O que está acontecendo hoje?

  • A ministra do Interior, Shabana Mahmood, está entre os vários ministros do gabinete que pressionam o primeiro-ministro a definir um cronograma de partida.
  • Mas, em sua reunião semanal de gabinete, Sir Keir afirmou que não pretende renunciar e lançou um desafio a potenciais rivais para que o concorram formalmente à liderança do Partido Trabalhista.
  • Nenhum deputado lançou ainda uma candidatura formal para desafiar Sir Keir – uma medida que exige o apoio de 81 colegas, ou 20% dos deputados trabalhistas, de acordo com as regras do partido.
  • Após a reunião, aliados importantes, incluindo o Secretário de Habitação, Steve Reed, e o Secretário de Trabalho e Pensões, Pat McFadden, disseram a jornalistas que continuariam a apoiar Sir Keir.
  • Mas o secretário de Saúde, Wes Streeting, visto como um provável rival na disputa pela liderança, não fez nenhum comentário aos repórteres ao sair de Downing Street.
  • A ministra das Relações Exteriores, Jenny Chapman, outra aliada de Starmer, reconheceu que "está havendo uma discussão" sobre sua liderança, mas disse a repórteres que nenhum ministro o confrontou na mesa de gabinete.

Qual é o clima na festa?

  • Quase 80 deputados trabalhistas instaram publicamente Sir Keir a renunciar imediatamente ou a elaborar um cronograma de saída.
  • Miatta Fahnbulleh, ministra das Comunidades, tornou-se a primeira integrante do governo a renunciar ao cargo.
  • Juntamente com Streeting, a ex-vice-primeira-ministra Angela Rayner é vista como a adversária mais provável de Sir Keir entre os deputados trabalhistas.
  • O prefeito da Grande Manchester, Andy Burnham, também conta com apoio, mas precisaria se tornar membro do Parlamento para concorrer à liderança, o que exigiria uma disputa mais longa.

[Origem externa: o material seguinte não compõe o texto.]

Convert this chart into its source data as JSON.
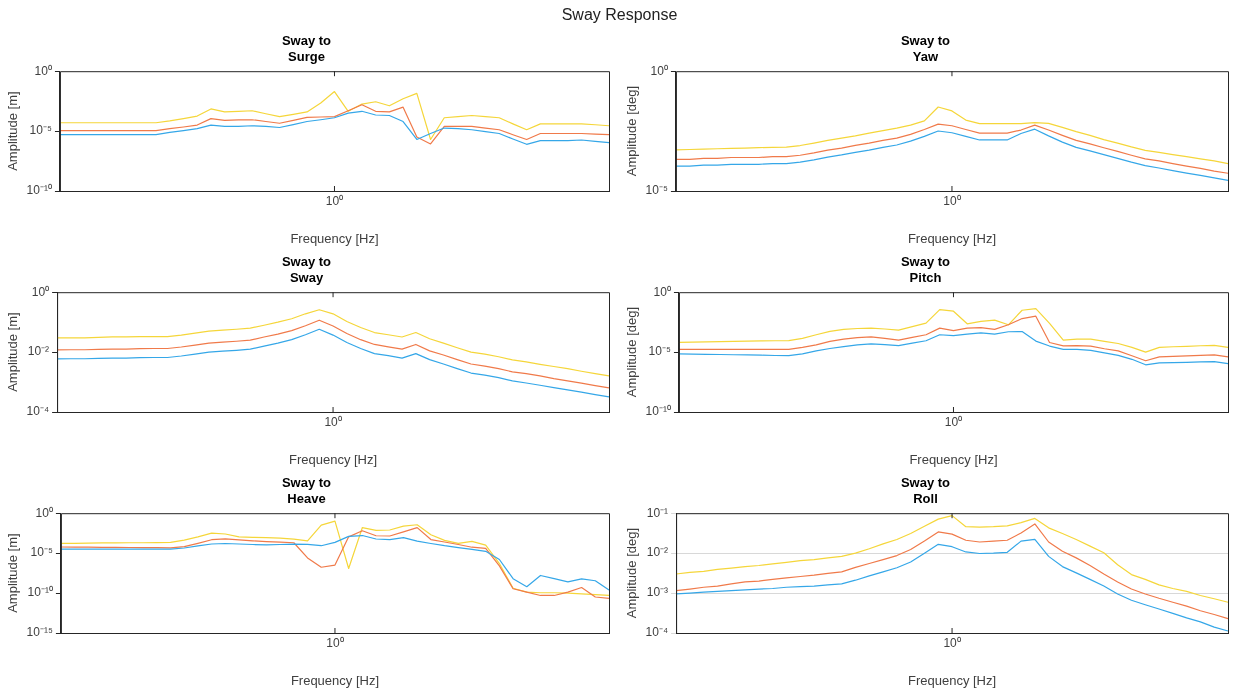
{
  "chart_data": [
    {
      "type": "line",
      "title": "Sway to\nSurge",
      "xlabel": "Frequency [Hz]",
      "ylabel": "Amplitude [m]",
      "annotations": [
        "Sway Response",
        {
          "text": "10⁰"
        }
      ],
      "categories": [
        null,
        null,
        null,
        null,
        null,
        null,
        null,
        null,
        null,
        null,
        null,
        null,
        null,
        null,
        null,
        null,
        null,
        null,
        null,
        null,
        null,
        null,
        null,
        null,
        null,
        null,
        null,
        null,
        null,
        null,
        null,
        null,
        null,
        null,
        null,
        null,
        null,
        null,
        null,
        null,
        null
      ],
      "ylim": [
        1e-10,
        1
      ],
      "yticks": [
        {
          "value": 1e-10,
          "label": "10⁻¹⁰"
        },
        {
          "value": 1e-05,
          "label": "10⁻⁵"
        },
        {
          "value": 1,
          "label": "10⁰"
        }
      ],
      "log": "y",
      "series": [
        {
          "color": "#35a7e8",
          "values": [
            5e-06,
            5e-06,
            5e-06,
            5e-06,
            5e-06,
            5e-06,
            5e-06,
            5e-06,
            7.9e-06,
            1.1e-05,
            1.6e-05,
            3.2e-05,
            2.5e-05,
            2.5e-05,
            2.8e-05,
            2.5e-05,
            2e-05,
            3.5e-05,
            6.3e-05,
            8.9e-05,
            0.00013,
            0.00032,
            0.00045,
            0.00022,
            0.0002,
            6.3e-05,
            2e-06,
            6.3e-06,
            1.8e-05,
            1.6e-05,
            1.3e-05,
            8.9e-06,
            6.3e-06,
            2.2e-06,
            7.9e-07,
            1.6e-06,
            1.6e-06,
            1.6e-06,
            1.8e-06,
            1.4e-06,
            1.1e-06
          ]
        },
        {
          "color": "#f07a4a",
          "values": [
            1.1e-05,
            1.1e-05,
            1.1e-05,
            1.1e-05,
            1.1e-05,
            1.1e-05,
            1.1e-05,
            1.1e-05,
            1.6e-05,
            2.2e-05,
            3.2e-05,
            0.00011,
            7.9e-05,
            8.5e-05,
            8.9e-05,
            6.3e-05,
            4.5e-05,
            7.9e-05,
            0.00014,
            0.00015,
            0.00016,
            0.0005,
            0.0016,
            0.00045,
            0.0004,
            0.001,
            3.2e-06,
            8.5e-07,
            2.5e-05,
            2.5e-05,
            2.5e-05,
            1.8e-05,
            1.3e-05,
            5e-06,
            2e-06,
            6.3e-06,
            6.3e-06,
            6.3e-06,
            6.3e-06,
            5.6e-06,
            5e-06
          ]
        },
        {
          "color": "#f5d63a",
          "values": [
            5e-05,
            5e-05,
            5e-05,
            5e-05,
            5e-05,
            5e-05,
            5e-05,
            5e-05,
            7.1e-05,
            0.00011,
            0.00018,
            0.00071,
            0.0004,
            0.00045,
            0.0005,
            0.00028,
            0.00016,
            0.00025,
            0.0004,
            0.0022,
            0.02,
            0.00045,
            0.0018,
            0.0028,
            0.0013,
            0.005,
            0.014,
            2e-06,
            0.00013,
            0.00016,
            0.0002,
            0.00016,
            0.00013,
            4e-05,
            1.3e-05,
            4e-05,
            4e-05,
            4e-05,
            4e-05,
            3.4e-05,
            2.8e-05
          ]
        }
      ]
    },
    {
      "type": "line",
      "title": "Sway to\nYaw",
      "xlabel": "Frequency [Hz]",
      "ylabel": "Amplitude [deg]",
      "annotations": [
        {
          "text": "10⁰"
        }
      ],
      "categories": [
        null,
        null,
        null,
        null,
        null,
        null,
        null,
        null,
        null,
        null,
        null,
        null,
        null,
        null,
        null,
        null,
        null,
        null,
        null,
        null,
        null,
        null,
        null,
        null,
        null,
        null,
        null,
        null,
        null,
        null,
        null,
        null,
        null,
        null,
        null,
        null,
        null,
        null,
        null,
        null,
        null
      ],
      "ylim": [
        1e-05,
        1
      ],
      "yticks": [
        {
          "value": 1e-05,
          "label": "10⁻⁵"
        },
        {
          "value": 1,
          "label": "10⁰"
        }
      ],
      "log": "y",
      "series": [
        {
          "color": "#35a7e8",
          "values": [
            0.00011,
            0.00011,
            0.00012,
            0.00012,
            0.00013,
            0.00013,
            0.00013,
            0.00014,
            0.00014,
            0.00016,
            0.0002,
            0.00026,
            0.00032,
            0.00041,
            0.00051,
            0.00066,
            0.00083,
            0.0012,
            0.0019,
            0.0032,
            0.0027,
            0.0019,
            0.00135,
            0.00135,
            0.00135,
            0.0025,
            0.0038,
            0.002,
            0.0011,
            0.00066,
            0.00047,
            0.00033,
            0.00023,
            0.00016,
            0.000115,
            9.1e-05,
            7.1e-05,
            5.6e-05,
            4.5e-05,
            3.5e-05,
            2.8e-05
          ]
        },
        {
          "color": "#f07a4a",
          "values": [
            0.00021,
            0.00021,
            0.00023,
            0.00023,
            0.00025,
            0.00025,
            0.00025,
            0.00027,
            0.00027,
            0.00031,
            0.00039,
            0.00051,
            0.00062,
            0.0008,
            0.001,
            0.0013,
            0.0016,
            0.0023,
            0.0037,
            0.0062,
            0.0053,
            0.0037,
            0.0026,
            0.0026,
            0.0026,
            0.0035,
            0.0056,
            0.0035,
            0.0021,
            0.0013,
            0.00092,
            0.00064,
            0.00045,
            0.00031,
            0.00022,
            0.00018,
            0.00014,
            0.00011,
            8.8e-05,
            6.8e-05,
            5.5e-05
          ]
        },
        {
          "color": "#f5d63a",
          "values": [
            0.00052,
            0.00054,
            0.00056,
            0.00058,
            0.0006,
            0.00062,
            0.00065,
            0.00066,
            0.00068,
            0.00079,
            0.001,
            0.0013,
            0.0016,
            0.002,
            0.0026,
            0.0033,
            0.0042,
            0.0056,
            0.0085,
            0.032,
            0.022,
            0.0091,
            0.0065,
            0.0065,
            0.0065,
            0.0065,
            0.0071,
            0.0066,
            0.0045,
            0.003,
            0.0021,
            0.0014,
            0.001,
            0.00069,
            0.0005,
            0.00041,
            0.00033,
            0.00027,
            0.00022,
            0.00018,
            0.00014
          ]
        }
      ]
    },
    {
      "type": "line",
      "title": "Sway to\nSway",
      "xlabel": "Frequency [Hz]",
      "ylabel": "Amplitude [m]",
      "annotations": [
        {
          "text": "10⁰"
        }
      ],
      "categories": [
        null,
        null,
        null,
        null,
        null,
        null,
        null,
        null,
        null,
        null,
        null,
        null,
        null,
        null,
        null,
        null,
        null,
        null,
        null,
        null,
        null,
        null,
        null,
        null,
        null,
        null,
        null,
        null,
        null,
        null,
        null,
        null,
        null,
        null,
        null,
        null,
        null,
        null,
        null,
        null,
        null
      ],
      "ylim": [
        0.0001,
        1
      ],
      "yticks": [
        {
          "value": 0.0001,
          "label": "10⁻⁴"
        },
        {
          "value": 0.01,
          "label": "10⁻²"
        },
        {
          "value": 1,
          "label": "10⁰"
        }
      ],
      "log": "y",
      "series": [
        {
          "color": "#35a7e8",
          "values": [
            0.0059,
            0.006,
            0.006,
            0.0062,
            0.0063,
            0.0063,
            0.0065,
            0.0066,
            0.0066,
            0.0074,
            0.0085,
            0.01,
            0.0107,
            0.0115,
            0.0126,
            0.0158,
            0.02,
            0.026,
            0.038,
            0.058,
            0.037,
            0.021,
            0.0132,
            0.0089,
            0.0076,
            0.0063,
            0.0089,
            0.0056,
            0.004,
            0.0028,
            0.002,
            0.0017,
            0.0014,
            0.0011,
            0.00093,
            0.00078,
            0.00065,
            0.00055,
            0.00046,
            0.00038,
            0.00032
          ]
        },
        {
          "color": "#f07a4a",
          "values": [
            0.0118,
            0.012,
            0.012,
            0.0124,
            0.0126,
            0.0126,
            0.013,
            0.0132,
            0.0132,
            0.0148,
            0.017,
            0.02,
            0.0214,
            0.023,
            0.025,
            0.032,
            0.04,
            0.052,
            0.076,
            0.116,
            0.074,
            0.042,
            0.026,
            0.018,
            0.015,
            0.0126,
            0.018,
            0.011,
            0.008,
            0.0056,
            0.004,
            0.0034,
            0.0028,
            0.0022,
            0.0019,
            0.0016,
            0.0013,
            0.0011,
            0.00092,
            0.00076,
            0.00064
          ]
        },
        {
          "color": "#f5d63a",
          "values": [
            0.03,
            0.03,
            0.03,
            0.031,
            0.032,
            0.032,
            0.033,
            0.033,
            0.033,
            0.037,
            0.043,
            0.05,
            0.054,
            0.058,
            0.063,
            0.079,
            0.1,
            0.13,
            0.19,
            0.26,
            0.19,
            0.105,
            0.066,
            0.045,
            0.038,
            0.032,
            0.045,
            0.028,
            0.02,
            0.014,
            0.01,
            0.0085,
            0.007,
            0.0055,
            0.0047,
            0.0039,
            0.0033,
            0.0028,
            0.0023,
            0.0019,
            0.0016
          ]
        }
      ]
    },
    {
      "type": "line",
      "title": "Sway to\nPitch",
      "xlabel": "Frequency [Hz]",
      "ylabel": "Amplitude [deg]",
      "annotations": [
        {
          "text": "10⁰"
        }
      ],
      "categories": [
        null,
        null,
        null,
        null,
        null,
        null,
        null,
        null,
        null,
        null,
        null,
        null,
        null,
        null,
        null,
        null,
        null,
        null,
        null,
        null,
        null,
        null,
        null,
        null,
        null,
        null,
        null,
        null,
        null,
        null,
        null,
        null,
        null,
        null,
        null,
        null,
        null,
        null,
        null,
        null,
        null
      ],
      "ylim": [
        1e-10,
        1
      ],
      "yticks": [
        {
          "value": 1e-10,
          "label": "10⁻¹⁰"
        },
        {
          "value": 1e-05,
          "label": "10⁻⁵"
        },
        {
          "value": 1,
          "label": "10⁰"
        }
      ],
      "log": "y",
      "series": [
        {
          "color": "#35a7e8",
          "values": [
            7.1e-06,
            6.8e-06,
            6.5e-06,
            6.3e-06,
            6e-06,
            5.8e-06,
            5.5e-06,
            5.2e-06,
            5e-06,
            7.1e-06,
            1.26e-05,
            2e-05,
            2.9e-05,
            4e-05,
            4.9e-05,
            4.2e-05,
            3.5e-05,
            5.6e-05,
            8.9e-05,
            0.00028,
            0.00024,
            0.00032,
            0.0004,
            0.00032,
            0.0005,
            0.00052,
            8.3e-05,
            3.2e-05,
            1.7e-05,
            1.7e-05,
            1.4e-05,
            8.7e-06,
            5.4e-06,
            2.5e-06,
            8.7e-07,
            1.26e-06,
            1.3e-06,
            1.4e-06,
            1.5e-06,
            1.6e-06,
            1.1e-06
          ]
        },
        {
          "color": "#f07a4a",
          "values": [
            1.7e-05,
            1.7e-05,
            1.7e-05,
            1.7e-05,
            1.7e-05,
            1.7e-05,
            1.7e-05,
            1.7e-05,
            1.7e-05,
            2.5e-05,
            4e-05,
            7.9e-05,
            0.00012,
            0.00016,
            0.00019,
            0.00014,
            0.0001,
            0.00017,
            0.00028,
            0.001,
            0.00063,
            0.001,
            0.0011,
            0.00079,
            0.0019,
            0.0063,
            0.01,
            6.3e-05,
            3.3e-05,
            3.5e-05,
            3.2e-05,
            1.9e-05,
            1.26e-05,
            5e-06,
            1.9e-06,
            4e-06,
            4.4e-06,
            4.8e-06,
            5.4e-06,
            5.9e-06,
            4e-06
          ]
        },
        {
          "color": "#f5d63a",
          "values": [
            6.6e-05,
            6.9e-05,
            7.2e-05,
            7.4e-05,
            7.8e-05,
            8.1e-05,
            8.5e-05,
            8.9e-05,
            9.1e-05,
            0.00014,
            0.00028,
            0.00054,
            0.00078,
            0.00093,
            0.001,
            0.00085,
            0.00069,
            0.00135,
            0.0026,
            0.035,
            0.026,
            0.0023,
            0.0037,
            0.0047,
            0.0019,
            0.031,
            0.042,
            0.0025,
            0.0001,
            0.00012,
            0.00012,
            7.9e-05,
            5.2e-05,
            2.5e-05,
            1e-05,
            2.5e-05,
            2.8e-05,
            3e-05,
            3.4e-05,
            3.7e-05,
            2.5e-05
          ]
        }
      ]
    },
    {
      "type": "line",
      "title": "Sway to\nHeave",
      "xlabel": "Frequency [Hz]",
      "ylabel": "Amplitude [m]",
      "annotations": [
        {
          "text": "10⁰"
        }
      ],
      "categories": [
        null,
        null,
        null,
        null,
        null,
        null,
        null,
        null,
        null,
        null,
        null,
        null,
        null,
        null,
        null,
        null,
        null,
        null,
        null,
        null,
        null,
        null,
        null,
        null,
        null,
        null,
        null,
        null,
        null,
        null,
        null,
        null,
        null,
        null,
        null,
        null,
        null,
        null,
        null,
        null,
        null
      ],
      "ylim": [
        1e-15,
        1
      ],
      "yticks": [
        {
          "value": 1e-15,
          "label": "10⁻¹⁵"
        },
        {
          "value": 1e-10,
          "label": "10⁻¹⁰"
        },
        {
          "value": 1e-05,
          "label": "10⁻⁵"
        },
        {
          "value": 1,
          "label": "10⁰"
        }
      ],
      "log": "y",
      "series": [
        {
          "color": "#35a7e8",
          "values": [
            3.2e-05,
            3.2e-05,
            3.2e-05,
            3.2e-05,
            3.2e-05,
            3.2e-05,
            3.2e-05,
            3.2e-05,
            3.2e-05,
            4.4e-05,
            7.9e-05,
            0.00014,
            0.00016,
            0.00014,
            0.00012,
            0.00011,
            0.00012,
            0.000135,
            0.000126,
            8.5e-05,
            0.00022,
            0.00126,
            0.0016,
            0.00059,
            0.0005,
            0.00089,
            0.00032,
            0.00016,
            8.5e-05,
            5e-05,
            2.9e-05,
            1.7e-05,
            1.6e-06,
            6.3e-09,
            6.3e-10,
            1.6e-08,
            6.3e-09,
            2.5e-09,
            5.9e-09,
            3.5e-09,
            2.5e-10
          ]
        },
        {
          "color": "#f07a4a",
          "values": [
            5.9e-05,
            5.8e-05,
            5.5e-05,
            5.4e-05,
            5.2e-05,
            5.1e-05,
            4.9e-05,
            4.8e-05,
            4.6e-05,
            6.6e-05,
            0.00017,
            0.00048,
            0.0006,
            0.00046,
            0.00035,
            0.00028,
            0.00024,
            0.0002,
            2.5e-06,
            1.7e-07,
            3.2e-07,
            0.0011,
            0.0063,
            0.0015,
            0.0014,
            0.0045,
            0.0155,
            0.0005,
            0.00025,
            0.00012,
            5.5e-05,
            3.9e-05,
            2.5e-07,
            3.5e-10,
            1.3e-10,
            5e-11,
            5e-11,
            1.3e-10,
            5e-10,
            3.2e-11,
            2.2e-11
          ]
        },
        {
          "color": "#f5d63a",
          "values": [
            0.00017,
            0.00017,
            0.00018,
            0.00019,
            0.00019,
            0.0002,
            0.0002,
            0.00021,
            0.00022,
            0.00043,
            0.0011,
            0.0032,
            0.0025,
            0.0011,
            0.00095,
            0.00085,
            0.00076,
            0.00058,
            0.00035,
            0.032,
            0.1,
            1.2e-07,
            0.016,
            0.0071,
            0.0079,
            0.024,
            0.036,
            0.002,
            0.0004,
            0.00017,
            0.00029,
            0.0001,
            5e-07,
            4e-10,
            1.3e-10,
            1.1e-10,
            1.1e-10,
            1e-10,
            7.9e-11,
            6.3e-11,
            5e-11
          ]
        }
      ]
    },
    {
      "type": "line",
      "title": "Sway to\nRoll",
      "xlabel": "Frequency [Hz]",
      "ylabel": "Amplitude [deg]",
      "annotations": [
        {
          "text": "10⁰"
        }
      ],
      "categories": [
        null,
        null,
        null,
        null,
        null,
        null,
        null,
        null,
        null,
        null,
        null,
        null,
        null,
        null,
        null,
        null,
        null,
        null,
        null,
        null,
        null,
        null,
        null,
        null,
        null,
        null,
        null,
        null,
        null,
        null,
        null,
        null,
        null,
        null,
        null,
        null,
        null,
        null,
        null,
        null,
        null
      ],
      "ylim": [
        0.0001,
        0.1
      ],
      "yticks": [
        {
          "value": 0.0001,
          "label": "10⁻⁴"
        },
        {
          "value": 0.001,
          "label": "10⁻³"
        },
        {
          "value": 0.01,
          "label": "10⁻²"
        },
        {
          "value": 0.1,
          "label": "10⁻¹"
        }
      ],
      "log": "y",
      "grid": "y",
      "series": [
        {
          "color": "#35a7e8",
          "values": [
            0.00095,
            0.001,
            0.00105,
            0.0011,
            0.00115,
            0.0012,
            0.00126,
            0.0013,
            0.0014,
            0.00145,
            0.0015,
            0.0016,
            0.0017,
            0.0021,
            0.0027,
            0.0034,
            0.0043,
            0.006,
            0.01,
            0.0166,
            0.0145,
            0.0107,
            0.0098,
            0.01,
            0.0105,
            0.02,
            0.022,
            0.0083,
            0.0046,
            0.0032,
            0.0022,
            0.0015,
            0.00095,
            0.00066,
            0.00051,
            0.0004,
            0.00031,
            0.00024,
            0.00019,
            0.00014,
            0.000112
          ]
        },
        {
          "color": "#f07a4a",
          "values": [
            0.00115,
            0.00126,
            0.0014,
            0.0015,
            0.0017,
            0.0019,
            0.002,
            0.0022,
            0.0024,
            0.0026,
            0.0028,
            0.0031,
            0.0034,
            0.0044,
            0.0055,
            0.0069,
            0.0087,
            0.0123,
            0.02,
            0.034,
            0.03,
            0.021,
            0.019,
            0.02,
            0.021,
            0.032,
            0.054,
            0.019,
            0.0112,
            0.0076,
            0.0049,
            0.003,
            0.0019,
            0.00126,
            0.00095,
            0.00074,
            0.00059,
            0.00047,
            0.00036,
            0.00029,
            0.00023
          ]
        },
        {
          "color": "#f5d63a",
          "values": [
            0.003,
            0.0033,
            0.0035,
            0.0039,
            0.0042,
            0.0046,
            0.0049,
            0.0054,
            0.0059,
            0.0065,
            0.0069,
            0.0076,
            0.0083,
            0.01,
            0.0129,
            0.017,
            0.022,
            0.031,
            0.047,
            0.071,
            0.087,
            0.046,
            0.045,
            0.046,
            0.048,
            0.058,
            0.074,
            0.043,
            0.031,
            0.022,
            0.015,
            0.0102,
            0.0051,
            0.0029,
            0.0022,
            0.0016,
            0.0013,
            0.0011,
            0.00087,
            0.00072,
            0.00059
          ]
        }
      ]
    }
  ]
}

Como chegamos a esta situação?

  • O primeiro-ministro fez um discurso convocado às pressas na segunda-feira, numa tentativa de reforçar a sua posição.
  • Mas a medida parece ter tido o efeito contrário, com o número de deputados trabalhistas que pedem sua saída aumentando constantemente nas horas seguintes.
  • A revolta entre os parlamentares ocorre após uma série desastrosa de eleições para o Partido Trabalhista na semana passada, em que o partido perdeu quase 1.500 vereadores em eleições locais por toda a Inglaterra.
  • O partido também foi destituído do poder no País de Gales e sofreu sua pior derrota de todos os tempos em uma eleição para o Parlamento Escocês.
  • As eleições foram anunciadas como um teste crucial para a liderança de Sir Keir, em meio a índices de aprovação desfavoráveis ​​e à polêmica sobre sua decisão de nomear Peter Mandelson como embaixador nos EUA, o que levou alguns parlamentares a questionarem seu discernimento.
  • Nenhum deputado lançou ainda uma candidatura formal para desafiar Sir Keir – uma medida que exige o apoio de 81 colegas, ou 20% dos deputados trabalhistas, de acordo com as regras do partido.
  • Após a reunião, aliados importantes, incluindo o Secretário de Habitação, Steve Reed, e o Secretário de Trabalho e Pensões, Pat McFadden, disseram a jornalistas que continuariam a apoiar Sir Keir.
  • Mas o secretário de Saúde, Wes Streeting, visto como um provável rival na disputa pela liderança, não fez nenhum comentário aos repórteres ao sair de Downing Street.
  • A ministra das Relações Exteriores, Jenny Chapman, outra aliada de Starmer, reconheceu que "está havendo uma discussão" sobre sua liderança, mas disse a repórteres que nenhum ministro o confrontou na mesa de gabinete.